A las diez de la noche, las gemelas llevaban tiempo bañadas y acostadas por Fer y Javier, que parecían disfrutar con su nuevo papel de abuelos adoptivos.


En la cocina, Pedro y ella vaciaron el lavavajillas.


–¿Soy una mala persona por no haber llevado a Viva y a Vane a que vieran a sus abuelos?


–¿Me lo preguntas a mí? –bufó Pedro–. En mi opinión, tus padres y los de Alex tienen mucho tiempo que recuperar con sus nietas, y solo ellos son los culpables.


–En caso de que no te lo haya dicho últimamente, gracias –Paula lo abrazó–, por quedarte cuando me rompí el brazo, por no devolver el puñetazo de mi padre. Gracias por todo. Me entristece que vayas a marcharte.


–En cuanto a eso… –Pedro se puso visiblemente tenso–. ¿Qué dirías si no me voy?


–¿Vas a pedir otro permiso? –ella no se atrevía a soñar con el significado de esas palabras.


–No exactamente –Pedro se dejó caer sobre una rodilla y le tomó la mano izquierda. Con la mano que tenía libre, sacó un sencillo, aunque precioso, anillo de diamantes–. Cásate conmigo, Pau. Estoy harto de jugar a las casitas. Vamos a hacerlo de verdad.


Pedro… –¿acaso se trataba de un sueño?–. No sé qué decir.


–Pues yo diría que es bastante obvio.


–Sí, pero…


–¿Lo harás? ¿Te casarás conmigo?


«¡Sí!», gritó su corazón.


–Lo siento, pero no –le obligó a decir su cabeza.


¿Cuántas veces había soñado con ese momento? Pero sin la carga añadida.


–¿El qué sientes? –Pedro frunció el ceño–. ¿Acabas de rechazarme?


–¿Y qué esperabas? Con todo este lío con mis padres y el hecho de que vives a millones de kilómetros de aquí, por no mencionar que quizás la gente de esta ciudad esté en lo cierto y yo esté viviendo la vida de mi hermana, todo resulta demasiado conveniente, ¿no crees?

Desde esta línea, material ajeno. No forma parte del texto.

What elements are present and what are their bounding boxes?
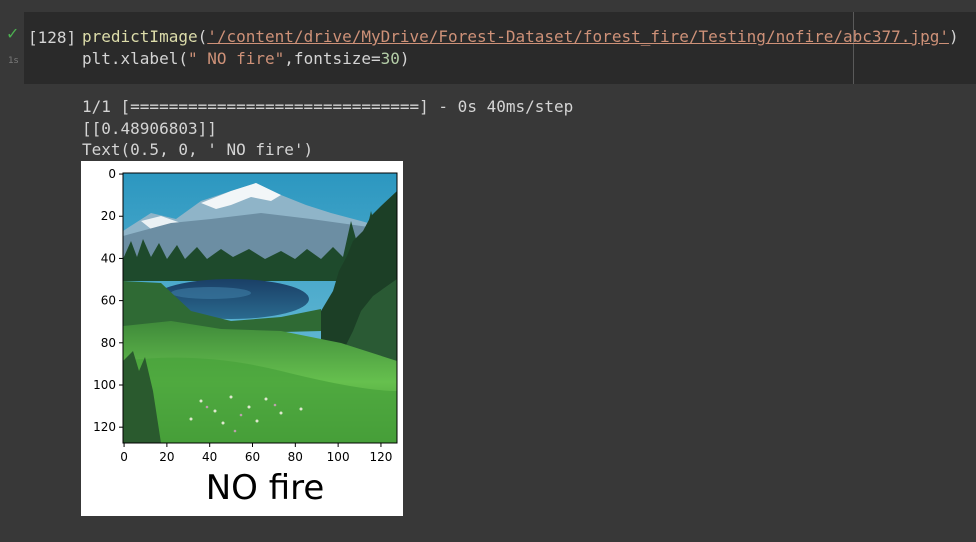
execution-duration: 1s bbox=[8, 56, 19, 66]
figure-svg: 0 20 40 60 80 100 120 0 20 40 60 80 100 120 NO fire bbox=[93, 167, 398, 508]
y-tick-label: 120 bbox=[93, 420, 116, 434]
x-tick-label: 20 bbox=[159, 450, 174, 464]
y-tick-label: 100 bbox=[93, 378, 116, 392]
fontsize-value: 30 bbox=[380, 49, 400, 68]
notebook-top-strip bbox=[0, 0, 976, 12]
check-icon: ✓ bbox=[6, 24, 20, 43]
x-tick-label: 80 bbox=[288, 450, 303, 464]
x-tick-label: 0 bbox=[120, 450, 128, 464]
progress-line: 1/1 [==============================] - 0… bbox=[82, 97, 574, 116]
y-tick-label: 20 bbox=[101, 209, 116, 223]
label-string: " NO fire" bbox=[187, 49, 285, 68]
text-repr-line: Text(0.5, 0, ' NO fire') bbox=[82, 140, 314, 159]
y-axis-ticks: 0 20 40 60 80 100 120 bbox=[93, 167, 123, 434]
x-tick-label: 40 bbox=[202, 450, 217, 464]
prediction-line: [[0.48906803]] bbox=[82, 118, 217, 138]
matplotlib-figure: 0 20 40 60 80 100 120 0 20 40 60 80 100 120 NO fire bbox=[81, 161, 403, 516]
execution-count: [128] bbox=[28, 28, 77, 47]
function-name: predictImage bbox=[82, 27, 198, 46]
y-tick-label: 60 bbox=[101, 294, 116, 308]
x-axis-label: NO fire bbox=[206, 468, 325, 508]
y-tick-label: 40 bbox=[101, 251, 116, 265]
y-tick-label: 80 bbox=[101, 336, 116, 350]
x-axis-ticks: 0 20 40 60 80 100 120 bbox=[120, 443, 392, 464]
x-tick-label: 60 bbox=[245, 450, 260, 464]
cell-gutter: ✓ 1s bbox=[0, 12, 24, 67]
file-path-string[interactable]: '/content/drive/MyDrive/Forest-Dataset/f… bbox=[207, 27, 949, 46]
x-tick-label: 120 bbox=[369, 450, 392, 464]
fontsize-arg: ,fontsize= bbox=[284, 49, 381, 68]
cell-output: 1/1 [==============================] - 0… bbox=[82, 96, 573, 161]
close-paren: ) bbox=[399, 49, 410, 68]
code-line-2: plt.xlabel(" NO fire",fontsize=30) bbox=[82, 49, 410, 68]
code-line-1: predictImage('/content/drive/MyDrive/For… bbox=[82, 27, 959, 46]
xlabel-call: plt.xlabel( bbox=[82, 49, 188, 68]
open-paren: ( bbox=[197, 27, 208, 46]
landscape-image bbox=[123, 173, 397, 443]
x-tick-label: 100 bbox=[327, 450, 350, 464]
y-tick-label: 0 bbox=[108, 167, 116, 181]
code-content[interactable]: predictImage('/content/drive/MyDrive/For… bbox=[82, 26, 959, 70]
close-paren: ) bbox=[948, 27, 959, 46]
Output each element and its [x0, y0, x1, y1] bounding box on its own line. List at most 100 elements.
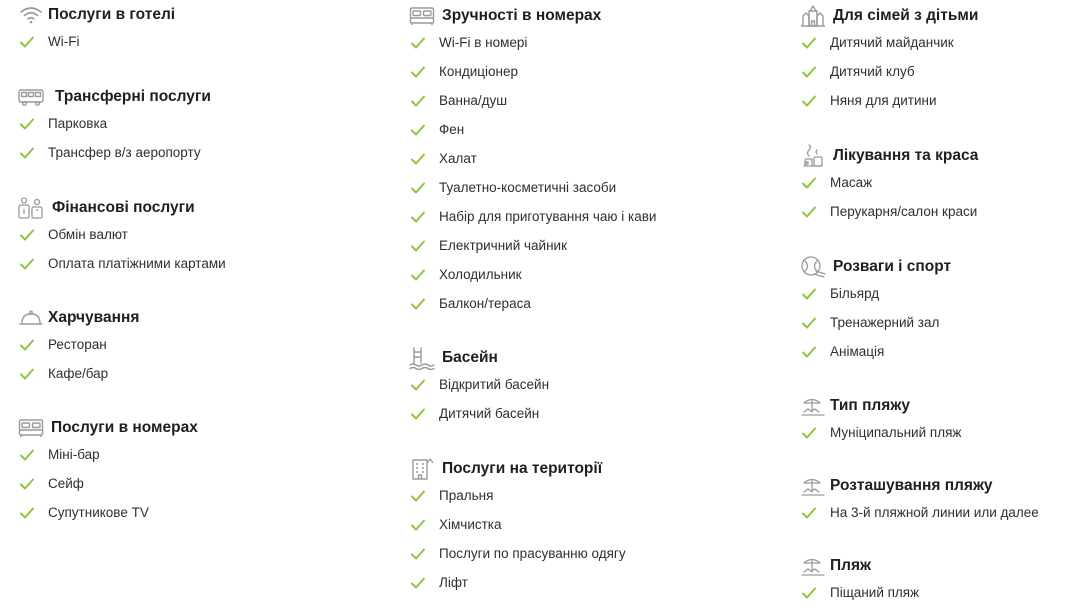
amenity-item: Wi-Fi в номері: [410, 28, 656, 57]
check-icon: [20, 368, 34, 379]
check-icon: [20, 258, 34, 269]
amenity-label: Послуги по прасуванню одягу: [439, 546, 626, 561]
section-title: Харчування: [48, 309, 140, 326]
amenity-item: Ліфт: [410, 568, 626, 597]
check-icon: [411, 548, 425, 559]
section-title: Басейн: [442, 349, 498, 366]
amenity-item: Wi-Fi: [19, 27, 175, 56]
amenity-list: Обмін валют Оплата платіжними картами: [19, 220, 226, 278]
amenity-item: Послуги по прасуванню одягу: [410, 539, 626, 568]
amenity-item: Ресторан: [19, 330, 139, 359]
amenity-label: Ванна/душ: [439, 93, 508, 108]
amenity-item: Дитячий клуб: [801, 57, 978, 86]
check-icon: [411, 95, 425, 106]
check-icon: [411, 269, 425, 280]
amenity-label: Парковка: [48, 116, 108, 131]
amenity-list: Більярд Тренажерний зал Анімація: [801, 279, 951, 366]
amenity-list: Wi-Fi: [19, 27, 175, 56]
amenity-item: Халат: [410, 144, 656, 173]
amenity-list: Міні-бар Сейф Супутникове TV: [19, 440, 198, 527]
amenity-item: Няня для дитини: [801, 86, 978, 115]
amenity-label: Ліфт: [439, 575, 468, 590]
amenity-item: Міні-бар: [19, 440, 198, 469]
amenity-label: Кафе/бар: [48, 366, 109, 381]
amenity-item: Супутникове TV: [19, 498, 198, 527]
section-title: Для сімей з дітьми: [833, 7, 979, 24]
check-icon: [411, 37, 425, 48]
amenity-item: Трансфер в/з аеропорту: [19, 138, 211, 167]
amenity-item: Сейф: [19, 469, 198, 498]
amenity-label: Обмін валют: [48, 227, 128, 242]
amenity-label: Муніципальний пляж: [830, 425, 962, 440]
beach-icon: [799, 394, 827, 418]
amenity-item: Дитячий майданчик: [801, 28, 978, 57]
check-icon: [20, 449, 34, 460]
amenity-item: Хімчистка: [410, 510, 626, 539]
section-treatment-beauty: Лікування та краса Масаж Перукарня/салон…: [801, 144, 978, 226]
section-header: Для сімей з дітьми: [801, 4, 978, 28]
amenity-item: Тренажерний зал: [801, 308, 951, 337]
check-icon: [802, 317, 816, 328]
amenity-item: Парковка: [19, 109, 211, 138]
section-header: Лікування та краса: [801, 144, 978, 168]
section-beach-type: Тип пляжу Муніципальний пляж: [801, 394, 961, 447]
section-header: Зручності в номерах: [408, 4, 656, 28]
money-icon: [17, 196, 45, 220]
amenity-item: Обмін валют: [19, 220, 226, 249]
bed-icon: [17, 416, 45, 440]
section-header: Послуги на території: [410, 457, 626, 481]
section-beach-location: Розташування пляжу На 3-й пляжной линии …: [801, 474, 1039, 527]
check-icon: [20, 339, 34, 350]
check-icon: [411, 240, 425, 251]
check-icon: [802, 177, 816, 188]
section-hotel-services: Послуги в готелі Wi-Fi: [19, 3, 175, 56]
check-icon: [802, 66, 816, 77]
amenity-list: Дитячий майданчик Дитячий клуб Няня для …: [801, 28, 978, 115]
check-icon: [802, 587, 816, 598]
amenity-label: Електричний чайник: [439, 238, 567, 253]
section-header: Пляж: [801, 554, 919, 578]
section-families: Для сімей з дітьми Дитячий майданчик Дит…: [801, 4, 978, 115]
amenity-list: Масаж Перукарня/салон краси: [801, 168, 978, 226]
amenity-item: Відкритий басейн: [410, 370, 549, 399]
amenity-label: Перукарня/салон краси: [830, 204, 978, 219]
check-icon: [802, 206, 816, 217]
section-territory-services: Послуги на території Пральня Хімчистка П…: [410, 457, 626, 597]
check-icon: [411, 298, 425, 309]
section-header: Харчування: [19, 306, 139, 330]
amenity-item: Дитячий басейн: [410, 399, 549, 428]
check-icon: [20, 147, 34, 158]
section-room-amenities: Зручності в номерах Wi-Fi в номері Конди…: [408, 4, 656, 318]
amenity-label: Більярд: [830, 286, 880, 301]
section-title: Послуги на території: [442, 460, 603, 477]
amenity-label: Фен: [439, 122, 465, 137]
amenity-label: Міні-бар: [48, 447, 100, 462]
check-icon: [411, 211, 425, 222]
section-title: Послуги в номерах: [51, 419, 198, 436]
spa-icon: [799, 144, 827, 168]
check-icon: [802, 427, 816, 438]
amenity-label: Дитячий клуб: [830, 64, 915, 79]
building-icon: [408, 457, 436, 481]
section-title: Розташування пляжу: [830, 477, 993, 494]
amenity-label: Набір для приготування чаю і кави: [439, 209, 657, 224]
amenity-item: Кафе/бар: [19, 359, 139, 388]
check-icon: [411, 124, 425, 135]
amenity-label: Трансфер в/з аеропорту: [48, 145, 201, 160]
hotel-amenities: Послуги в готелі Wi-Fi Трансферні послуг…: [0, 0, 1080, 608]
check-icon: [20, 229, 34, 240]
section-pool: Басейн Відкритий басейн Дитячий басейн: [409, 346, 549, 428]
amenity-list: На 3-й пляжной линии или далее: [801, 498, 1039, 527]
amenity-label: Пральня: [439, 488, 494, 503]
amenity-item: Набір для приготування чаю і кави: [410, 202, 656, 231]
section-header: Розваги і спорт: [801, 255, 951, 279]
section-header: Послуги в готелі: [19, 3, 175, 27]
amenity-label: На 3-й пляжной линии или далее: [830, 505, 1039, 520]
check-icon: [411, 490, 425, 501]
bus-icon: [17, 85, 45, 109]
amenity-label: Дитячий майданчик: [830, 35, 954, 50]
amenity-item: На 3-й пляжной линии или далее: [801, 498, 1039, 527]
section-header: Тип пляжу: [801, 394, 961, 418]
bed-icon: [408, 4, 436, 28]
amenity-item: Холодильник: [410, 260, 656, 289]
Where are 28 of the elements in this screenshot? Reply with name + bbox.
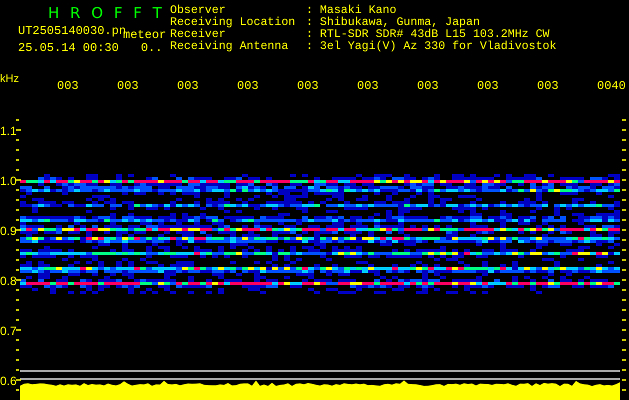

–¿Me estás diciendo que me rechazas porque te has distanciado de tus padres y porque tienes miedo de lo que opine esta ciudad?


–¿Acaso puedes culparme por tener dudas? –ella sostuvo la mirada la de Pedro–. Todo ha sucedido tan rápido…


–Paula, si te he pedido que te cases conmigo, no es porque me sienta obligado a ello –Pedro agitó los brazos en alto–, es porque creía amarte. Esperaba que me dieras tu opinión, no la de tu madre o tu padre, ni la de Sofia, o la de ese viejo cascarrabias que siempre está en tu bar.


–¿Tú… me amas? –preguntó ella con un nudo en la garganta.


–Hace unos minutos te habría contestado afirmativamente –él sacudió la cabeza–. Pero ¿ahora? Que me aspen si lo sé.